M. Cousin a traité si sévèrement M. de La Rochefoucauld, il a été envers lui d’une partialité si exagérée et si plaisante, qu’il a donné le droit à ceux qui goûtent ce parfait honnête homme de la vie privée, ce modèle de l’homme comme il faut dans la société, de s’informer des qualités délicates de l’adversaire. La Rochefoucauld termine son chapitre « De la conversation » en disant : « Il y a enfin des tons, des airs et des manières qui font tout ce qu’il y a d’agréable ou de désagréable, de délicat ou de choquant, dans la conversation. » Cela n’est pas seulement vrai de ce qu’on dit en causant, mais de ce qu’on écrit sur ces choses du monde et de la société. Ce sont ces tons, ces airs et ces manières qui me choquent souvent chez M. Cousin à travers sa verve et tout son talent, et qui me font douter qu’il ait réellement pénétré par l’esprit autant que par l’enthousiasme et par l’érudition dans cet ancien monde. Cela dit, je m’empresse de reconnaître que son à peu près, comme tant d’autres à peu près qu’il a poursuivis dans sa vie, est très éloquent.

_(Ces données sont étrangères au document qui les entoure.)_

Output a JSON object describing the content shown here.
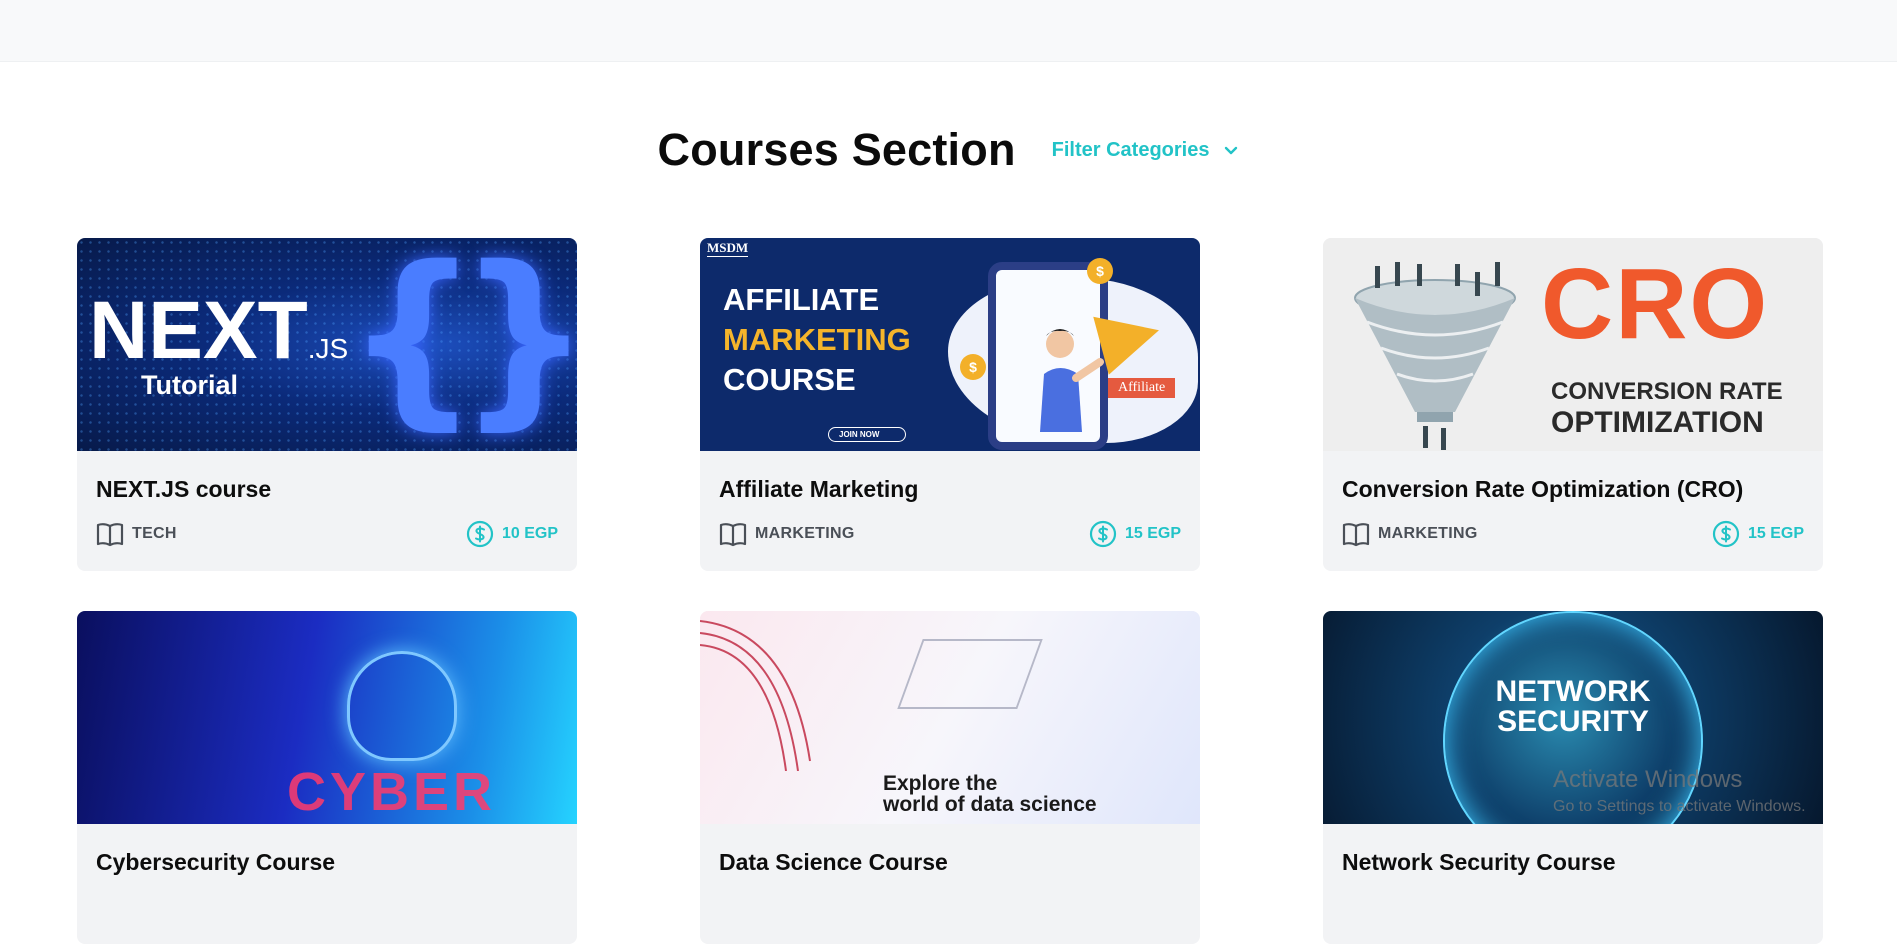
{
  "section": {
    "title": "Courses Section",
    "filter_label": "Filter Categories"
  },
  "courses": [
    {
      "title": "NEXT.JS course",
      "category": "TECH",
      "price": "10 EGP",
      "thumb": {
        "logo": "NEXT",
        "logo_suffix": ".JS",
        "subtitle": "Tutorial"
      }
    },
    {
      "title": "Affiliate Marketing",
      "category": "MARKETING",
      "price": "15 EGP",
      "thumb": {
        "brand": "MSDM",
        "line1": "AFFILIATE",
        "line2": "MARKETING",
        "line3": "COURSE",
        "tag": "Affiliate",
        "cta": "JOIN NOW"
      }
    },
    {
      "title": "Conversion Rate Optimization (CRO)",
      "category": "MARKETING",
      "price": "15 EGP",
      "thumb": {
        "big": "CRO",
        "line1": "CONVERSION RATE",
        "line2": "OPTIMIZATION"
      }
    },
    {
      "title": "Cybersecurity Course",
      "thumb": {
        "word": "CYBER"
      }
    },
    {
      "title": "Data Science Course",
      "thumb": {
        "line1": "Explore the",
        "line2": "world of data science"
      }
    },
    {
      "title": "Network Security Course",
      "thumb": {
        "line1": "NETWORK",
        "line2": "SECURITY"
      }
    }
  ],
  "watermark": {
    "line1": "Activate Windows",
    "line2": "Go to Settings to activate Windows."
  },
  "colors": {
    "accent": "#22c3c7",
    "card_bg": "#f2f3f5",
    "topbar": "#f8f9fa"
  },
  "icons": {
    "category": "book-icon",
    "price": "dollar-circle-icon",
    "filter": "chevron-down-icon"
  }
}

Quand on y réfléchit, il est d’ailleurs tout naturel que, de même que M. de Lamartine n’aime pas La Fontaine, M. Cousin n’aime ni La Rochefoucauld, ni Hamilton (car il se prononce également et avec plus de vivacité encore contre ce dernier). Nos deux célèbres contemporains, par ces oppositions manifestes, ne font que déclarer leur propre nature, proclamer ce qui leur manque, et deviner dans le passé ceux qui les auraient finement pénétrés et raillés avec sourire, ou simplement critiqués par leur exemple. Ils s’affichent eux-mêmes par cette antipathie, devenue une théorie et presque une chevalerie chez M. Cousin, restée un instinct et une ingénuité première chez M. de Lamartine, et ils se jugent encore plus qu’ils ne jugent l’adversaire.

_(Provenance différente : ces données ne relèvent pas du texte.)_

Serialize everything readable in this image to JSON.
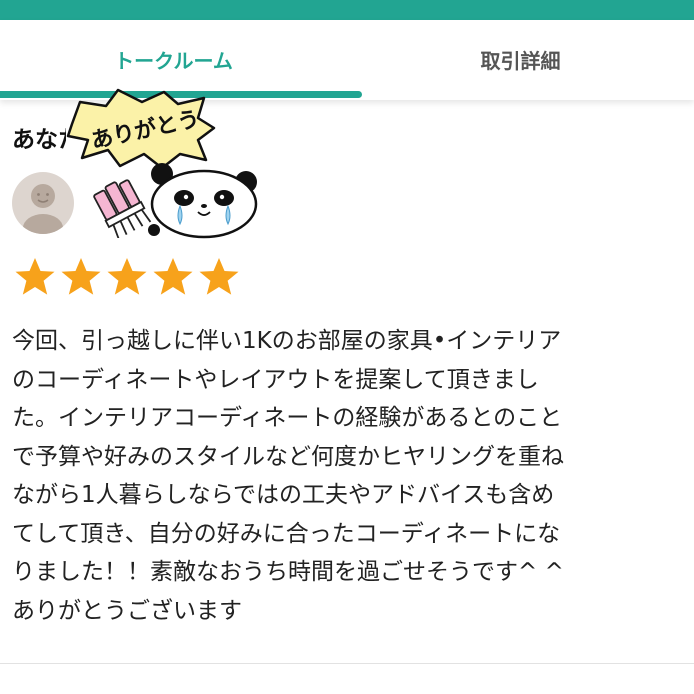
{
  "tabs": {
    "talk_room": "トークルーム",
    "transaction_details": "取引詳細"
  },
  "review": {
    "title": "あなたへの評価",
    "sticker_text": "ありがとう",
    "rating": 5,
    "rating_max": 5,
    "lines": [
      "今回、引っ越しに伴い1Kのお部屋の家具•インテリア",
      "のコーディネートやレイアウトを提案して頂きまし",
      "た。インテリアコーディネートの経験があるとのこと",
      "で予算や好みのスタイルなど何度かヒヤリングを重ね",
      "ながら1人暮らしならではの工夫やアドバイスも含め",
      "てして頂き、自分の好みに合ったコーディネートにな",
      "りました！！素敵なおうち時間を過ごせそうです^ ^",
      "ありがとうございます"
    ]
  },
  "colors": {
    "brand": "#22a592",
    "star": "#f7a21b",
    "avatar_bg": "#ddd5cf"
  },
  "icons": {
    "avatar": "user-avatar-icon",
    "brush": "makeup-brush-sticker",
    "panda": "crying-panda-sticker",
    "star": "star-icon"
  }
}
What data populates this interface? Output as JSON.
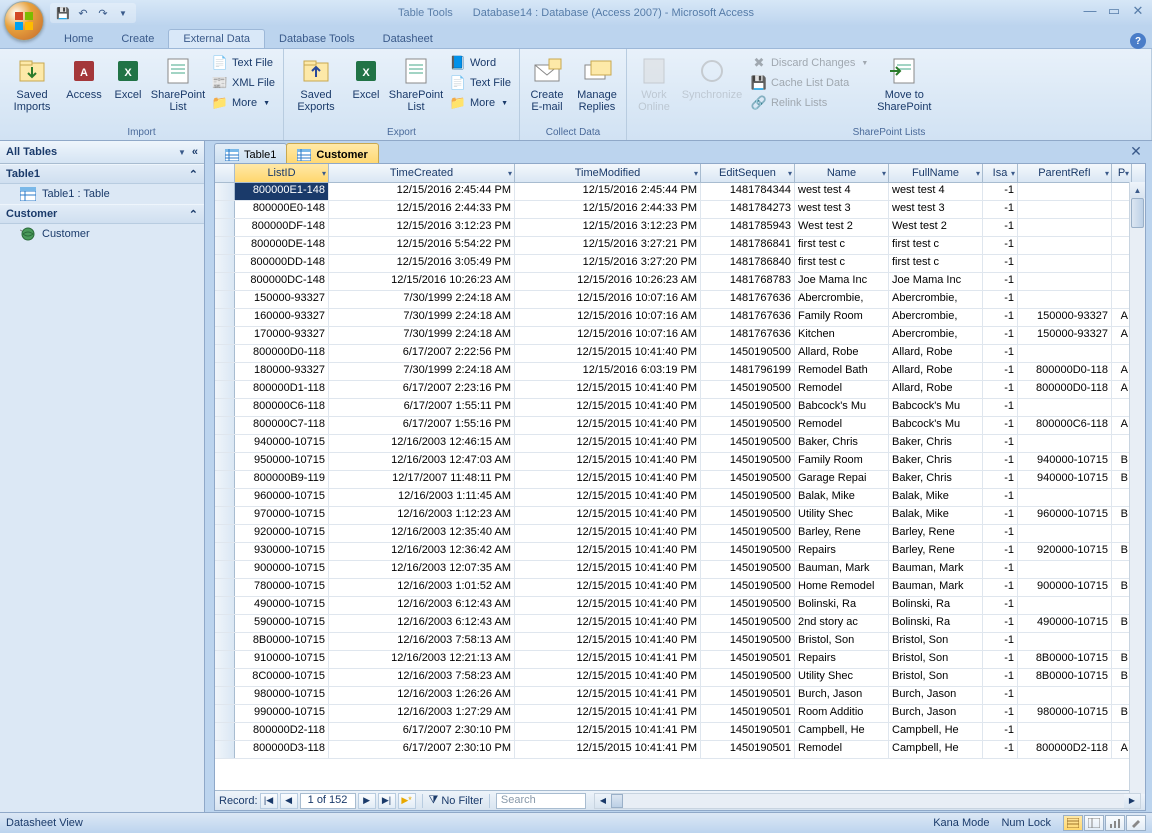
{
  "title": {
    "context": "Table Tools",
    "main": "Database14 : Database (Access 2007) - Microsoft Access"
  },
  "tabs": [
    "Home",
    "Create",
    "External Data",
    "Database Tools",
    "Datasheet"
  ],
  "activeTab": 2,
  "ribbon": {
    "import": {
      "label": "Import",
      "saved": "Saved\nImports",
      "access": "Access",
      "excel": "Excel",
      "sp": "SharePoint\nList",
      "txt": "Text File",
      "xml": "XML File",
      "more": "More"
    },
    "export": {
      "label": "Export",
      "saved": "Saved\nExports",
      "excel": "Excel",
      "sp": "SharePoint\nList",
      "word": "Word",
      "txt": "Text File",
      "more": "More"
    },
    "collect": {
      "label": "Collect Data",
      "create": "Create\nE-mail",
      "manage": "Manage\nReplies"
    },
    "splists": {
      "label": "SharePoint Lists",
      "work": "Work\nOnline",
      "sync": "Synchronize",
      "discard": "Discard Changes",
      "cache": "Cache List Data",
      "relink": "Relink Lists",
      "move": "Move to\nSharePoint"
    }
  },
  "nav": {
    "header": "All Tables",
    "g1": "Table1",
    "i1": "Table1 : Table",
    "g2": "Customer",
    "i2": "Customer"
  },
  "docTabs": [
    {
      "label": "Table1",
      "active": false
    },
    {
      "label": "Customer",
      "active": true
    }
  ],
  "cols": [
    "ListID",
    "TimeCreated",
    "TimeModified",
    "EditSequen",
    "Name",
    "FullName",
    "Isa",
    "ParentRefI",
    "P"
  ],
  "rows": [
    [
      "800000E1-148",
      "12/15/2016 2:45:44 PM",
      "12/15/2016 2:45:44 PM",
      "1481784344",
      "west test 4",
      "west test 4",
      "-1",
      "",
      ""
    ],
    [
      "800000E0-148",
      "12/15/2016 2:44:33 PM",
      "12/15/2016 2:44:33 PM",
      "1481784273",
      "west test 3",
      "west test 3",
      "-1",
      "",
      ""
    ],
    [
      "800000DF-148",
      "12/15/2016 3:12:23 PM",
      "12/15/2016 3:12:23 PM",
      "1481785943",
      "West test 2",
      "West test 2",
      "-1",
      "",
      ""
    ],
    [
      "800000DE-148",
      "12/15/2016 5:54:22 PM",
      "12/15/2016 3:27:21 PM",
      "1481786841",
      "first test c",
      "first test c",
      "-1",
      "",
      ""
    ],
    [
      "800000DD-148",
      "12/15/2016 3:05:49 PM",
      "12/15/2016 3:27:20 PM",
      "1481786840",
      "first test c",
      "first test c",
      "-1",
      "",
      ""
    ],
    [
      "800000DC-148",
      "12/15/2016 10:26:23 AM",
      "12/15/2016 10:26:23 AM",
      "1481768783",
      "Joe Mama Inc",
      "Joe Mama Inc",
      "-1",
      "",
      ""
    ],
    [
      "150000-93327",
      "7/30/1999 2:24:18 AM",
      "12/15/2016 10:07:16 AM",
      "1481767636",
      "Abercrombie,",
      "Abercrombie,",
      "-1",
      "",
      ""
    ],
    [
      "160000-93327",
      "7/30/1999 2:24:18 AM",
      "12/15/2016 10:07:16 AM",
      "1481767636",
      "Family Room",
      "Abercrombie,",
      "-1",
      "150000-93327",
      "A"
    ],
    [
      "170000-93327",
      "7/30/1999 2:24:18 AM",
      "12/15/2016 10:07:16 AM",
      "1481767636",
      "Kitchen",
      "Abercrombie,",
      "-1",
      "150000-93327",
      "A"
    ],
    [
      "800000D0-118",
      "6/17/2007 2:22:56 PM",
      "12/15/2015 10:41:40 PM",
      "1450190500",
      "Allard, Robe",
      "Allard, Robe",
      "-1",
      "",
      ""
    ],
    [
      "180000-93327",
      "7/30/1999 2:24:18 AM",
      "12/15/2016 6:03:19 PM",
      "1481796199",
      "Remodel Bath",
      "Allard, Robe",
      "-1",
      "800000D0-118",
      "A"
    ],
    [
      "800000D1-118",
      "6/17/2007 2:23:16 PM",
      "12/15/2015 10:41:40 PM",
      "1450190500",
      "Remodel",
      "Allard, Robe",
      "-1",
      "800000D0-118",
      "A"
    ],
    [
      "800000C6-118",
      "6/17/2007 1:55:11 PM",
      "12/15/2015 10:41:40 PM",
      "1450190500",
      "Babcock's Mu",
      "Babcock's Mu",
      "-1",
      "",
      ""
    ],
    [
      "800000C7-118",
      "6/17/2007 1:55:16 PM",
      "12/15/2015 10:41:40 PM",
      "1450190500",
      "Remodel",
      "Babcock's Mu",
      "-1",
      "800000C6-118",
      "A"
    ],
    [
      "940000-10715",
      "12/16/2003 12:46:15 AM",
      "12/15/2015 10:41:40 PM",
      "1450190500",
      "Baker, Chris",
      "Baker, Chris",
      "-1",
      "",
      ""
    ],
    [
      "950000-10715",
      "12/16/2003 12:47:03 AM",
      "12/15/2015 10:41:40 PM",
      "1450190500",
      "Family Room",
      "Baker, Chris",
      "-1",
      "940000-10715",
      "B"
    ],
    [
      "800000B9-119",
      "12/17/2007 11:48:11 PM",
      "12/15/2015 10:41:40 PM",
      "1450190500",
      "Garage Repai",
      "Baker, Chris",
      "-1",
      "940000-10715",
      "B"
    ],
    [
      "960000-10715",
      "12/16/2003 1:11:45 AM",
      "12/15/2015 10:41:40 PM",
      "1450190500",
      "Balak, Mike",
      "Balak, Mike",
      "-1",
      "",
      ""
    ],
    [
      "970000-10715",
      "12/16/2003 1:12:23 AM",
      "12/15/2015 10:41:40 PM",
      "1450190500",
      "Utility Shec",
      "Balak, Mike",
      "-1",
      "960000-10715",
      "B"
    ],
    [
      "920000-10715",
      "12/16/2003 12:35:40 AM",
      "12/15/2015 10:41:40 PM",
      "1450190500",
      "Barley, Rene",
      "Barley, Rene",
      "-1",
      "",
      ""
    ],
    [
      "930000-10715",
      "12/16/2003 12:36:42 AM",
      "12/15/2015 10:41:40 PM",
      "1450190500",
      "Repairs",
      "Barley, Rene",
      "-1",
      "920000-10715",
      "B"
    ],
    [
      "900000-10715",
      "12/16/2003 12:07:35 AM",
      "12/15/2015 10:41:40 PM",
      "1450190500",
      "Bauman, Mark",
      "Bauman, Mark",
      "-1",
      "",
      ""
    ],
    [
      "780000-10715",
      "12/16/2003 1:01:52 AM",
      "12/15/2015 10:41:40 PM",
      "1450190500",
      "Home Remodel",
      "Bauman, Mark",
      "-1",
      "900000-10715",
      "B"
    ],
    [
      "490000-10715",
      "12/16/2003 6:12:43 AM",
      "12/15/2015 10:41:40 PM",
      "1450190500",
      "Bolinski, Ra",
      "Bolinski, Ra",
      "-1",
      "",
      ""
    ],
    [
      "590000-10715",
      "12/16/2003 6:12:43 AM",
      "12/15/2015 10:41:40 PM",
      "1450190500",
      "2nd story ac",
      "Bolinski, Ra",
      "-1",
      "490000-10715",
      "B"
    ],
    [
      "8B0000-10715",
      "12/16/2003 7:58:13 AM",
      "12/15/2015 10:41:40 PM",
      "1450190500",
      "Bristol, Son",
      "Bristol, Son",
      "-1",
      "",
      ""
    ],
    [
      "910000-10715",
      "12/16/2003 12:21:13 AM",
      "12/15/2015 10:41:41 PM",
      "1450190501",
      "Repairs",
      "Bristol, Son",
      "-1",
      "8B0000-10715",
      "B"
    ],
    [
      "8C0000-10715",
      "12/16/2003 7:58:23 AM",
      "12/15/2015 10:41:40 PM",
      "1450190500",
      "Utility Shec",
      "Bristol, Son",
      "-1",
      "8B0000-10715",
      "B"
    ],
    [
      "980000-10715",
      "12/16/2003 1:26:26 AM",
      "12/15/2015 10:41:41 PM",
      "1450190501",
      "Burch, Jason",
      "Burch, Jason",
      "-1",
      "",
      ""
    ],
    [
      "990000-10715",
      "12/16/2003 1:27:29 AM",
      "12/15/2015 10:41:41 PM",
      "1450190501",
      "Room Additio",
      "Burch, Jason",
      "-1",
      "980000-10715",
      "B"
    ],
    [
      "800000D2-118",
      "6/17/2007 2:30:10 PM",
      "12/15/2015 10:41:41 PM",
      "1450190501",
      "Campbell, He",
      "Campbell, He",
      "-1",
      "",
      ""
    ],
    [
      "800000D3-118",
      "6/17/2007 2:30:10 PM",
      "12/15/2015 10:41:41 PM",
      "1450190501",
      "Remodel",
      "Campbell, He",
      "-1",
      "800000D2-118",
      "A"
    ]
  ],
  "recNav": {
    "label": "Record:",
    "pos": "1 of 152",
    "filter": "No Filter",
    "search": "Search"
  },
  "status": {
    "left": "Datasheet View",
    "kana": "Kana Mode",
    "num": "Num Lock"
  }
}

La Rochefoucauld, comme La Fontaine, triomphera. Plus on avance dans la vie, dans la connaissance de la société, et plus on lui donne raison. Notez que ces grands psychologistes, qui font fi de lui quant au système, ne sont à aucun degré moralistes. Ils ont leur homme intérieur qu’ils croient connaître et qu’ils préconisent, et ils ne voient pas les hommes comme ils sont. À chaque expérience qui se fait devant eux dans la vie, ils ferment les yeux et continuent leur démonstration après comme devant. Leur spiritualisme, tel même qu’ils le définissent et le circonscrivent, outrepasse déjà la nature humaine et en donne une idée plus spécieuse que vraie, et à bien des égards décevante. Ils ne veulent, disent-ils, qu’élever l’homme ; mais ils ne l’avertissent pas. « Sursum corda ! » s’écrient les plus comédiens d’entre eux d’un air d’inspirés et en parodiant le sacerdoce, et ils n’ont pas la sagesse d’ajouter : Regardez autour de vous et à vos pieds. Les chrétiens ne sont pas ainsi : en même temps qu’ils élèvent l’homme par l’idée de sa céleste origine, ils lui révèlent sa corruption et sa chute, et, dans la pratique, ils se retrouvent d’accord, moyennant ce double aspect, avec les observateurs les plus rigoureux. Les Bourdaloue, les Massillon, se rencontrent avec La Rochefoucauld dans la description du mal et dans la science consommée des motifs. Fénelon lui-même, Fénelon vieillissant, en sait autant que La Rochefoucauld et ne s’exprime pas autrement :

Vous avez raison de dire et de croire, écrivait-il à un ami un an avant sa mort, que je demande peu de presque tous les hommes ; je tâche de leur rendre beaucoup et de n’en attendre rien. Je me trouve fort bien de ce marché ; à cette condition, je les défie de me tromper. Il n’y a qu’un très petit nombre de vrais amis sur qui je compte, non par intérêt, mais par pure estime ; non pour vouloir tirer aucun parti d’eux, mais pour leur faire justice en ne me défiant point de leur cœur. Je voudrais obliger tout le genre humain, et surtout les honnêtes gens ; mais il n’y a presque personne à qui je voulusse avoir obligation. Est-ce par hauteur et par fierté que je pense ainsi ? Rien ne serait plus sot et plus déplacé ; mais j’ai appris à connaître les hommes en vieillissant, et je crois que le meilleur est de se passer d’eux sans faire l’entendu… Cette rareté de bonnes gens est la honte du genre humain.

Ce témoignage de Fénelon me semble le meilleur commentaire de La Rochefoucauld.